Моё сердце заколотилось. Я сказала себе, что это ошибка. Ребёнок, просто очень похожий ребёнок. Честная путаница. Я повторяла это про себя всю дорогу по коридору, пока мисс Томпсон вела меня в другой класс.
Она указала на стол у окна.
— Вон там она, Лилина близняшка.
Я посмотрела.
За дальним столом сидела девочка, засовывая карандаши в рюкзак, с тёмными кудрями, упавшими на лицо. Она наклонила голову, и у меня поплыло зрение. Потом она засмеялась — и всё её лицо сморщилось от смеха, — и этот звук ударил мне прямо в грудь, как нечто, чего я не слышала уже три года.
Пол ушёл из-под ног. Последнее, что я увидела перед тем, как потерять сознание, — это та маленькая девочка, смотрящая прямо на меня.
Я очнулась в больничной палате — во второй раз за три года. Джон стоял у окна. Лили держалась за лямки рюкзака и смотрела на меня широко раскрытыми, осторожными глазами.
— Школа вызвала скорую, — сказал Джон. Голос у него был ровный, такой, какой бывает у людей, когда страх уже успели превратить в внешнее спокойствие.
— Я видела её, — прошептала я. — Джон, я видела Эву.
— Грейс.
— У неё те же черты. Тот же смех. Я слышала, как она смеялась, Джон, и это была… Эва.

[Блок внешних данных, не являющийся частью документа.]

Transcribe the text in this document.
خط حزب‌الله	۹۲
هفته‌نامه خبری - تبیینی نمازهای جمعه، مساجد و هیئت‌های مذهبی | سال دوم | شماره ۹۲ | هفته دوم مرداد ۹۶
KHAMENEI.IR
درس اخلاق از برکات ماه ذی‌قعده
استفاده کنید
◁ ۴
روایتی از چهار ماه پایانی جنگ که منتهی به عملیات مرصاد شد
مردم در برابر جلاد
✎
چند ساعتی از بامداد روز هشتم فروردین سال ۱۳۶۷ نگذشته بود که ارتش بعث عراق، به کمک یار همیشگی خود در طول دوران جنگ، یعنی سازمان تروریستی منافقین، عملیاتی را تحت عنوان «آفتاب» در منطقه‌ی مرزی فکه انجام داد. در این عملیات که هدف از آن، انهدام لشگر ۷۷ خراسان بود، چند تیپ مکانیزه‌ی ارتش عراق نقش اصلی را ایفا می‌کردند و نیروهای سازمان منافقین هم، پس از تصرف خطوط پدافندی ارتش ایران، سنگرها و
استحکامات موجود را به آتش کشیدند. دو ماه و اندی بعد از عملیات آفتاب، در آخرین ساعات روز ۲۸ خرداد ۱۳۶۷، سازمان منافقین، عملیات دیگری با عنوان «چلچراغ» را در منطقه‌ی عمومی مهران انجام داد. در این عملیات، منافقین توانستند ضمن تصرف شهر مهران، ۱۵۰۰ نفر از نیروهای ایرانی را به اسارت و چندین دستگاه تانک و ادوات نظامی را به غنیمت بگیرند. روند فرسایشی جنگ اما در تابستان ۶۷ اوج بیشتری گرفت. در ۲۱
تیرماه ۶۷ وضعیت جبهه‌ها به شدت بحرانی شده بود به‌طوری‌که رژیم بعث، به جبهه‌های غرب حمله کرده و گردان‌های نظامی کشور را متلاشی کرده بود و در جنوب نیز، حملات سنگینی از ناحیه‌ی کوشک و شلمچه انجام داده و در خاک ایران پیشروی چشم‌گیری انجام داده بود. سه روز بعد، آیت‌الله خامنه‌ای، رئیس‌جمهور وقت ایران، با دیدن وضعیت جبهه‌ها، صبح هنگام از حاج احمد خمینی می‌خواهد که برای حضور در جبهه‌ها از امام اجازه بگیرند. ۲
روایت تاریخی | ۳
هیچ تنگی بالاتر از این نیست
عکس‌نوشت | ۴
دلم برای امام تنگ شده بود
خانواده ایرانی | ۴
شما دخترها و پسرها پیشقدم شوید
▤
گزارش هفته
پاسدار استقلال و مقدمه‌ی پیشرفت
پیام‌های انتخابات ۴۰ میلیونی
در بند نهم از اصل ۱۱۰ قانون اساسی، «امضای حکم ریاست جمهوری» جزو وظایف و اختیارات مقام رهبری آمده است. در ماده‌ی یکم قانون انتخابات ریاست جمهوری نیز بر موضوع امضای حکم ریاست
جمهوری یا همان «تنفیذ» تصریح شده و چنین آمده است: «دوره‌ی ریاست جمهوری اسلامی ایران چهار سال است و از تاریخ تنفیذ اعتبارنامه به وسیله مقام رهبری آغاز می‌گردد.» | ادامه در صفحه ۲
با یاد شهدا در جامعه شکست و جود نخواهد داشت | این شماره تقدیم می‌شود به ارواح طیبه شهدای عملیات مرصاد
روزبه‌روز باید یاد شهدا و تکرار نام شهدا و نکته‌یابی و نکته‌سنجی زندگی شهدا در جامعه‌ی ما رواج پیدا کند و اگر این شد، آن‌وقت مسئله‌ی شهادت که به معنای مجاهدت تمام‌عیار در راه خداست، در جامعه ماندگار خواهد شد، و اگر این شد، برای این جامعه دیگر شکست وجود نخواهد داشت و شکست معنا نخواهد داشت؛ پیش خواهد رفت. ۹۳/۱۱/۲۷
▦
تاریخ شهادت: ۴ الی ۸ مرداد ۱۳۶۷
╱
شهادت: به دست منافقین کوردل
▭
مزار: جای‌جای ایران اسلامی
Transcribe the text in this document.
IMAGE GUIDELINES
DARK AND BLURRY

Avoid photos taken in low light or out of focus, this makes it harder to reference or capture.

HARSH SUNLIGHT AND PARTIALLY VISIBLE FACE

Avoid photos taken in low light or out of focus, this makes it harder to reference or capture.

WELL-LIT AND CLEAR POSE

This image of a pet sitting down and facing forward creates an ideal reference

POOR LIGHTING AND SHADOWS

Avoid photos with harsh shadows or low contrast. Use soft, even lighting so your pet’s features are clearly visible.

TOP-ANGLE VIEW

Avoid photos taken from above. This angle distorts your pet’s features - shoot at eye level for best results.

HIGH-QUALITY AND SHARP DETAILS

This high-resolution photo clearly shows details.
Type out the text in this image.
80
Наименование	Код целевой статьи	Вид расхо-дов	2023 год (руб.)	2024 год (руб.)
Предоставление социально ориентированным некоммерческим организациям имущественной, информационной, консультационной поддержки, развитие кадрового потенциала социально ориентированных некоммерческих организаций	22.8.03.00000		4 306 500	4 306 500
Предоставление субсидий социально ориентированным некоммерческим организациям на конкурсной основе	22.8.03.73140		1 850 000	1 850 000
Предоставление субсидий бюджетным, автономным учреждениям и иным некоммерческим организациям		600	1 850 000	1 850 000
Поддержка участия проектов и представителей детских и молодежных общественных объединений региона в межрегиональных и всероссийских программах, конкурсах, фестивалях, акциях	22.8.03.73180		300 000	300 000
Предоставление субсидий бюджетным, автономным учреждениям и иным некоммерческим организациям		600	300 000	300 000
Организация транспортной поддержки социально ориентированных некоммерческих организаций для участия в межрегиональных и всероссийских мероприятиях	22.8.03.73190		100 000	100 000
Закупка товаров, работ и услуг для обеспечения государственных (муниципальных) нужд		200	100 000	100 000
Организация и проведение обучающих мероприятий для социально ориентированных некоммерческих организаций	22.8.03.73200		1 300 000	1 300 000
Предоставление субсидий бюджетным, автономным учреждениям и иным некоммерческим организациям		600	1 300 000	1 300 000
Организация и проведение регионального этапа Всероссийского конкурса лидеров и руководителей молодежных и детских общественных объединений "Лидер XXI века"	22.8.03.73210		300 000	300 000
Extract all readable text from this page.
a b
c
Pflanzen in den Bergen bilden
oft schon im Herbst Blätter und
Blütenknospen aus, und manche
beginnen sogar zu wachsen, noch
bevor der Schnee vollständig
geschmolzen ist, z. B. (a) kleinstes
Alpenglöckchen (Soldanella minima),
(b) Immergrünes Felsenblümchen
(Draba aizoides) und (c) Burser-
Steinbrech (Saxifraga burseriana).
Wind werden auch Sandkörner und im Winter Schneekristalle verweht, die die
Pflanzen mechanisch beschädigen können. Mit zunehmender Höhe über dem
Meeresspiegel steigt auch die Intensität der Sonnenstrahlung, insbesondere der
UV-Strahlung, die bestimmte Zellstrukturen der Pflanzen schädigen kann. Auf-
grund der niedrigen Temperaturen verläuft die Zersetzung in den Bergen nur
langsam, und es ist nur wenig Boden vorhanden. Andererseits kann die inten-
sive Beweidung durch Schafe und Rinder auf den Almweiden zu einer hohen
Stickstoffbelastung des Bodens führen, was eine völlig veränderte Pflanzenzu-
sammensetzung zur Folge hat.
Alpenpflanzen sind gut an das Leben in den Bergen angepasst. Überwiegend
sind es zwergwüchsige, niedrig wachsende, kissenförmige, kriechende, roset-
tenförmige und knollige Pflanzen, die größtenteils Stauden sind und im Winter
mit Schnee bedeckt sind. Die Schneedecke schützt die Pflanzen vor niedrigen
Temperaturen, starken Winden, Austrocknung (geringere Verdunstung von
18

— Ты была почти без сознания три дня после того, как мы её потеряли. Ты не помнишь те дни ясно. Эвы больше нет. Ты это знаешь.
— Я знаю, что я видела.
— Ты видела ребёнка, который на неё похож. Такое бывает.
Я посмотрела на него.
— Ты знаешь, что никогда не позволяешь мне говорить об этом? Ни о чём из этого?
Тишина.
Я откинулась назад и снова вспомнила ту пустую стену в памяти — капельницы, потолок, Дебби, занимавшуюся всеми приготовлениями, бумаги, осунувшееся лицо Джона, похороны, через которые я как будто плыла под водой. Я так и не увидела, как опустили гроб Эвы. И это отсутствие всегда казалось мне неправильным.
— Я не схожу с ума, — сказала я. — Мне просто нужно, чтобы ты пришёл и увидел её. Пожалуйста.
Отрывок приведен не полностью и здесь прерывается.